Narbonne était alors ministre de la guerre[23]. Il avait visité les frontières, il poussait activement les préparatifs militaires ; Rochambeau témoigne qu'il montrait le zèle le plus vif et le plus soutenu pour vaincre les difficultés et qu'il savait se faire entendre de l'Assemblée[24]. Mais Narbonne était constitutionnel ; il reprochait au roi sa conduite inactive, expectante et stationnaire[25] ; s'il plaisait aux girondins, il avait contre lui ses collègues, Bertrand de Molleville, ministre de la marine, et Delessart, ministre des affaires étrangères.

Louis XVI renvoya Narbonne et le remplaça par un jeune maréchal-de-camp, le chevalier de Grave.
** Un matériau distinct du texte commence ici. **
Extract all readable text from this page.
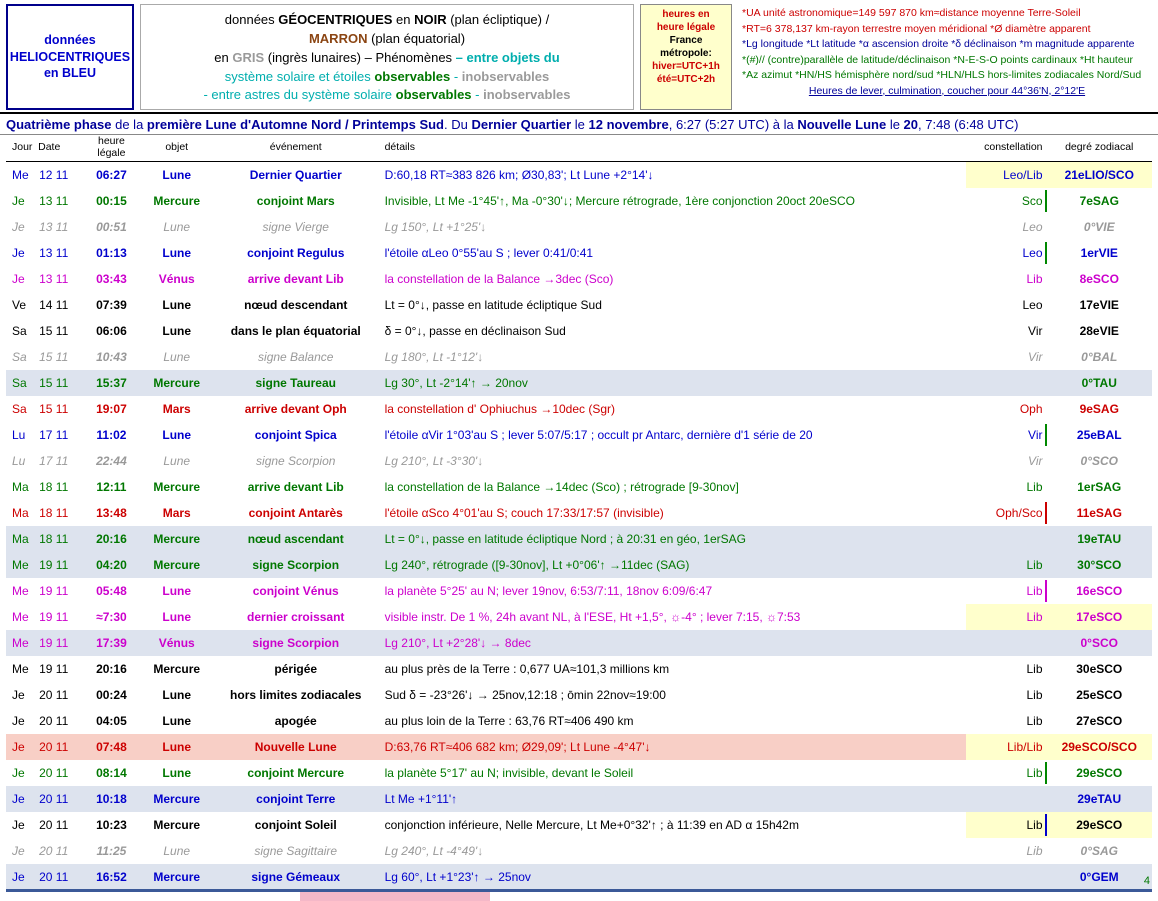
données
HELIOCENTRIQUES
en BLEU
données GÉOCENTRIQUES en NOIR (plan écliptique) /
MARRON (plan équatorial)
en GRIS (ingrès lunaires) – Phénomènes – entre objets du
système solaire et étoiles observables - inobservables
- entre astres du système solaire observables - inobservables
heures en
heure légale
France
métropole:
hiver=UTC+1h
été=UTC+2h
*UA unité astronomique=149 597 870 km≈distance moyenne Terre-Soleil
*RT=6 378,137 km-rayon terrestre moyen méridional *Ø diamètre apparent
*Lg longitude *Lt latitude *α ascension droite *δ déclinaison *m magnitude apparente
*(#)// (contre)parallèle de latitude/déclinaison *N-E-S-O points cardinaux *Ht hauteur *Az azimut *HN/HS hémisphère nord/sud *HLN/HLS hors-limites zodiacales Nord/Sud
Heures de lever, culmination, coucher pour 44°36'N, 2°12'E
Quatrième phase de la première Lune d'Automne Nord / Printemps Sud. Du Dernier Quartier le 12 novembre, 6:27 (5:27 UTC) à la Nouvelle Lune le 20, 7:48 (6:48 UTC)
Jour	Date	heure légale	objet	événement	détails	constellation	degré zodiacal
Me	12 11	06:27	Lune	Dernier Quartier	D:60,18 RT≈383 826 km; Ø30,83'; Lt Lune +2°14'↓	Leo/Lib	21eLIO/SCO
Je	13 11	00:15	Mercure	conjoint Mars	Invisible, Lt Me -1°45'↑, Ma -0°30'↓; Mercure rétrograde, 1ère conjonction 20oct 20eSCO	Sco	7eSAG
Je	13 11	00:51	Lune	signe Vierge	Lg 150°, Lt +1°25'↓	Leo	0°VIE
Je	13 11	01:13	Lune	conjoint Regulus	l'étoile αLeo 0°55'au S ; lever 0:41/0:41	Leo	1erVIE
Je	13 11	03:43	Vénus	arrive devant Lib	la constellation de la Balance →3dec (Sco)	Lib	8eSCO
Ve	14 11	07:39	Lune	nœud descendant	Lt = 0°↓, passe en latitude écliptique Sud	Leo	17eVIE
Sa	15 11	06:06	Lune	dans le plan équatorial	δ = 0°↓, passe en déclinaison Sud	Vir	28eVIE
Sa	15 11	10:43	Lune	signe Balance	Lg 180°, Lt -1°12'↓	Vir	0°BAL
Sa	15 11	15:37	Mercure	signe Taureau	Lg 30°, Lt -2°14'↑ → 20nov		0°TAU
Sa	15 11	19:07	Mars	arrive devant Oph	la constellation d' Ophiuchus →10dec (Sgr)	Oph	9eSAG
Lu	17 11	11:02	Lune	conjoint Spica	l'étoile αVir 1°03'au S ; lever 5:07/5:17 ; occult pr Antarc, dernière d'1 série de 20	Vir	25eBAL
Lu	17 11	22:44	Lune	signe Scorpion	Lg 210°, Lt -3°30'↓	Vir	0°SCO
Ma	18 11	12:11	Mercure	arrive devant Lib	la constellation de la Balance →14dec (Sco) ; rétrograde [9-30nov]	Lib	1erSAG
Ma	18 11	13:48	Mars	conjoint Antarès	l'étoile αSco 4°01'au S; couch 17:33/17:57 (invisible)	Oph/Sco	11eSAG
Ma	18 11	20:16	Mercure	nœud ascendant	Lt = 0°↓, passe en latitude écliptique Nord ; à 20:31 en géo, 1erSAG		19eTAU
Me	19 11	04:20	Mercure	signe Scorpion	Lg 240°, rétrograde ([9-30nov], Lt +0°06'↑ →11dec (SAG)	Lib	30°SCO
Me	19 11	05:48	Lune	conjoint Vénus	la planète 5°25' au N; lever 19nov, 6:53/7:11, 18nov 6:09/6:47	Lib	16eSCO
Me	19 11	≈7:30	Lune	dernier croissant	visible instr. De 1 %, 24h avant NL, à l'ESE, Ht +1,5°, ☼-4° ; lever 7:15, ☼7:53	Lib	17eSCO
Me	19 11	17:39	Vénus	signe Scorpion	Lg 210°, Lt +2°28'↓ → 8dec		0°SCO
Me	19 11	20:16	Mercure	périgée	au plus près de la Terre : 0,677 UA≈101,3 millions km	Lib	30eSCO
Je	20 11	00:24	Lune	hors limites zodiacales	Sud δ = -23°26'↓ → 25nov,12:18 ; ōmin 22nov≈19:00	Lib	25eSCO
Je	20 11	04:05	Lune	apogée	au plus loin de la Terre : 63,76 RT≈406 490 km	Lib	27eSCO
Je	20 11	07:48	Lune	Nouvelle Lune	D:63,76 RT≈406 682 km; Ø29,09'; Lt Lune -4°47'↓	Lib/Lib	29eSCO/SCO
Je	20 11	08:14	Lune	conjoint Mercure	la planète 5°17' au N; invisible, devant le Soleil	Lib	29eSCO
Je	20 11	10:18	Mercure	conjoint Terre	Lt Me +1°11'↑		29eTAU
Je	20 11	10:23	Mercure	conjoint Soleil	conjonction inférieure, Nelle Mercure, Lt Me+0°32'↑ ; à 11:39 en AD α 15h42m	Lib	29eSCO
Je	20 11	11:25	Lune	signe Sagittaire	Lg 240°, Lt -4°49'↓	Lib	0°SAG
Je	20 11	16:52	Mercure	signe Gémeaux	Lg 60°, Lt +1°23'↑ → 25nov		0°GEM 4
L'Assemblée irritée déclara que Narbonne emportait toute sa confiance et accusa de trahison Bertrand de Molleville et Delessart. Bertrand parvint à se justifier ; mais Delessart fut vivement attaqué par Vergniaud et Brissot ; on lui reprocha de tenir un langage indigne de la France et de professer des doctrines inconstitutionnelles en face de l'étranger ; on le traduisit devant la haute cour d'Orléans.

Il fallait former un nouveau cabinet. Le roi prit ses ministres dans la Gironde. Il laissa le portefeuille de la guerre à de Grave et donna les affaires étrangères à Dumouriez, l'intérieur à Roland, les finances ou, comme on disait alors, les contributions publiques à Clavière.
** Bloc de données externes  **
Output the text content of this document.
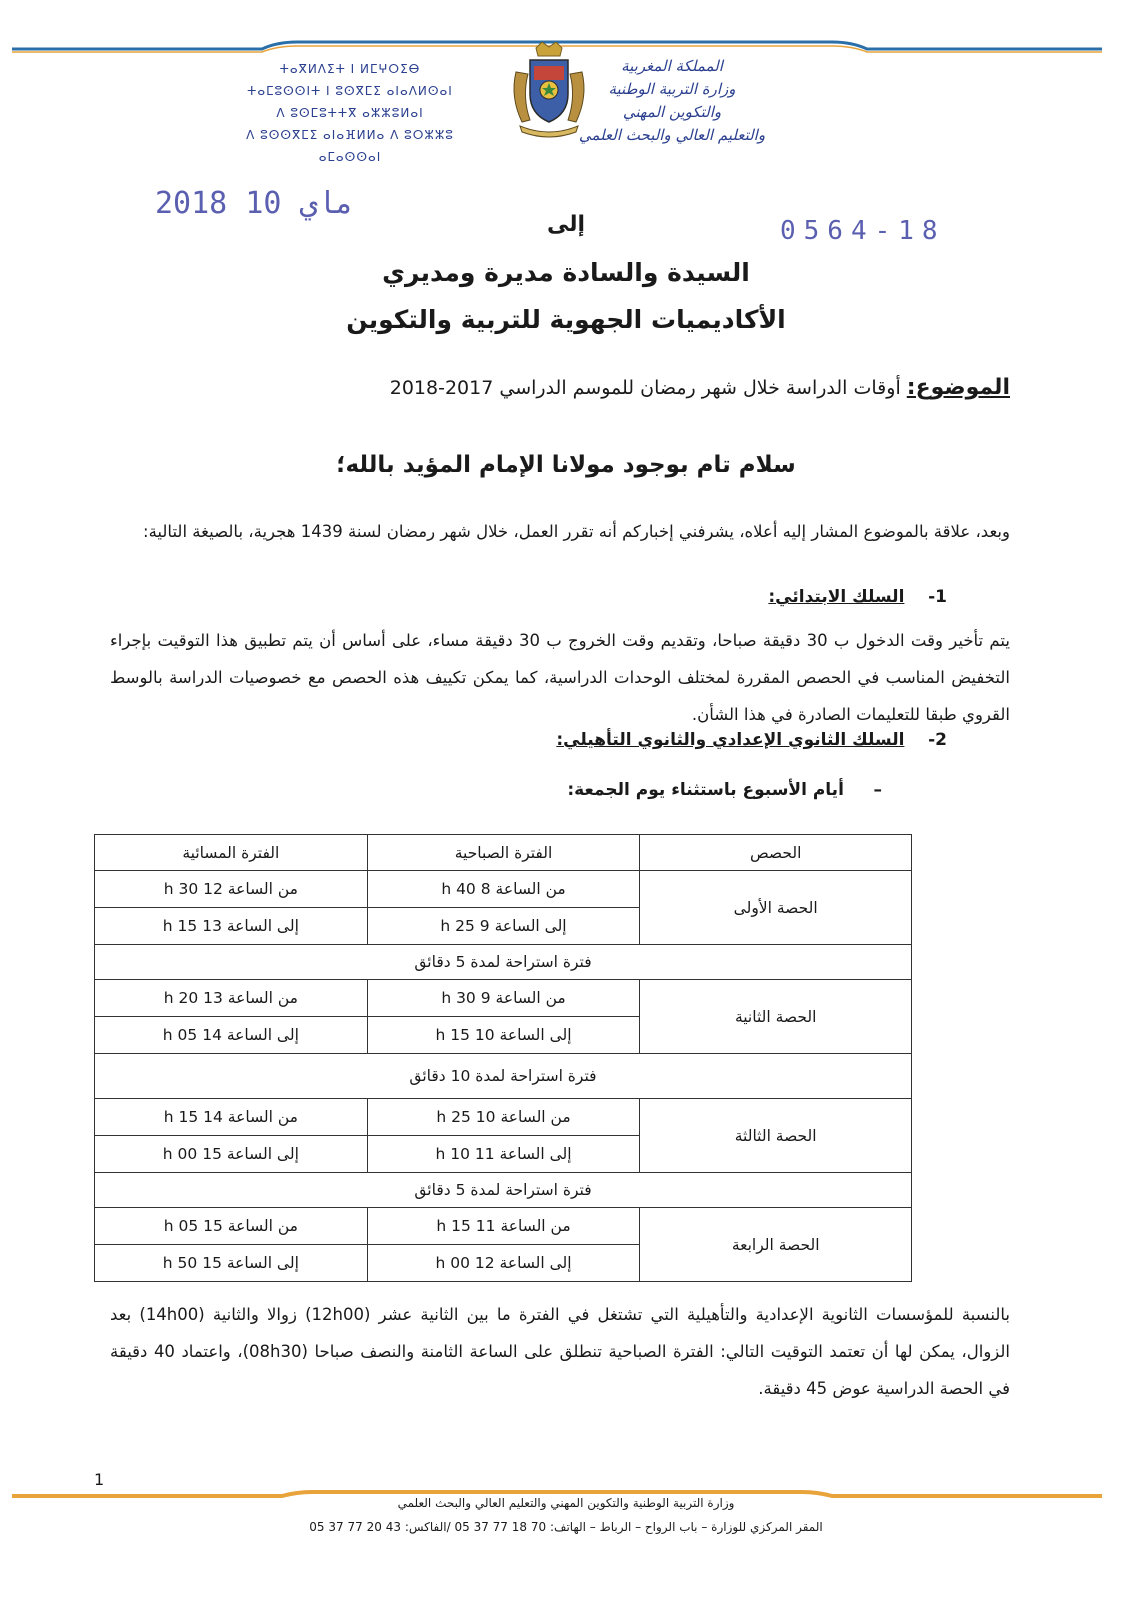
المملكة المغربية
وزارة التربية الوطنية
والتكوين المهني
والتعليم العالي والبحث العلمي
ⵜⴰⴳⵍⴷⵉⵜ ⵏ ⵍⵎⵖⵔⵉⴱ
ⵜⴰⵎⵓⵙⵙⵏⵜ ⵏ ⵓⵙⴳⵎⵉ ⴰⵏⴰⴷⵍⵙⴰⵏ
ⴷ ⵓⵙⵎⵓⵜⵜⴳ ⴰⵣⵣⵓⵍⴰⵏ
ⴷ ⵓⵙⵙⴳⵎⵉ ⴰⵏⴰⴼⵍⵍⴰ ⴷ ⵓⵔⵣⵣⵓ ⴰⵎⴰⵙⵙⴰⵏ
2018 ماي 10
0564-18
إلى
السيدة والسادة مديرة ومديري
الأكاديميات الجهوية للتربية والتكوين
الموضوع: أوقات الدراسة خلال شهر رمضان للموسم الدراسي 2017-2018
سلام تام بوجود مولانا الإمام المؤيد بالله؛
وبعد، علاقة بالموضوع المشار إليه أعلاه، يشرفني إخباركم أنه تقرر العمل، خلال شهر رمضان لسنة 1439 هجرية، بالصيغة التالية:
1-    السلك الابتدائي:
يتم تأخير وقت الدخول ب 30 دقيقة صباحا، وتقديم وقت الخروج ب 30 دقيقة مساء، على أساس أن يتم تطبيق هذا التوقيت بإجراء التخفيض المناسب في الحصص المقررة لمختلف الوحدات الدراسية، كما يمكن تكييف هذه الحصص مع خصوصيات الدراسة بالوسط القروي طبقا للتعليمات الصادرة في هذا الشأن.
2-    السلك الثانوي الإعدادي والثانوي التأهيلي:
–     أيام الأسبوع باستثناء يوم الجمعة:
الحصص	الفترة الصباحية	الفترة المسائية
الحصة الأولى	من الساعة 8 h 40	من الساعة 12 h 30
	إلى الساعة 9 h 25	إلى الساعة 13 h 15
فترة استراحة لمدة 5 دقائق		
الحصة الثانية	من الساعة 9 h 30	من الساعة 13 h 20
	إلى الساعة 10 h 15	إلى الساعة 14 h 05
فترة استراحة لمدة 10 دقائق		
الحصة الثالثة	من الساعة 10 h 25	من الساعة 14 h 15
	إلى الساعة 11 h 10	إلى الساعة 15 h 00
فترة استراحة لمدة 5 دقائق		
الحصة الرابعة	من الساعة 11 h 15	من الساعة 15 h 05
	إلى الساعة 12 h 00	إلى الساعة 15 h 50
بالنسبة للمؤسسات الثانوية الإعدادية والتأهيلية التي تشتغل في الفترة ما بين الثانية عشر (12h00) زوالا والثانية (14h00) بعد الزوال، يمكن لها أن تعتمد التوقيت التالي: الفترة الصباحية تنطلق على الساعة الثامنة والنصف صباحا (08h30)، واعتماد 40 دقيقة في الحصة الدراسية عوض 45 دقيقة.
1
وزارة التربية الوطنية والتكوين المهني والتعليم العالي والبحث العلمي
المقر المركزي للوزارة – باب الرواح – الرباط – الهاتف: 70 18 77 37 05 /الفاكس: 43 20 77 37 05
Dumouriez était l'homme le plus remarquable du conseil. Il voulait la guerre. Son langage fut ferme, énergique, hautain ; il a, dit Schlosser, introduit dans la langue diplomatique le ton rude que les Français ont conservé jusqu'à la Restauration[26]. Léopold venait de mourir (1er mars). Dumouriez demande à son successeur, l'archiduc François, une réponse catégorique et décisive. Il exige de la cour de Vienne qu'elle diminue ses troupes des Pays-Bas et qu'elle expulse de ses provinces tous les émigrés ; il rappelle à l'archiduc l'alliance de l'Autriche avec la France ; il le somme de rompre les traités qu'il a faits avec d'autres ; la négociation doit être terminée avant le 15 avril ; si l'Autriche persiste à rassembler ses troupes sur la frontière, il ne sera plus possible, dit Dumouriez, de contenir la juste indignation d'une nation fière et libre qu'on cherche à avilir, à intimider, à jouer, jusqu'à ce que tous les préparatifs soient faits pour l'attaquer[27].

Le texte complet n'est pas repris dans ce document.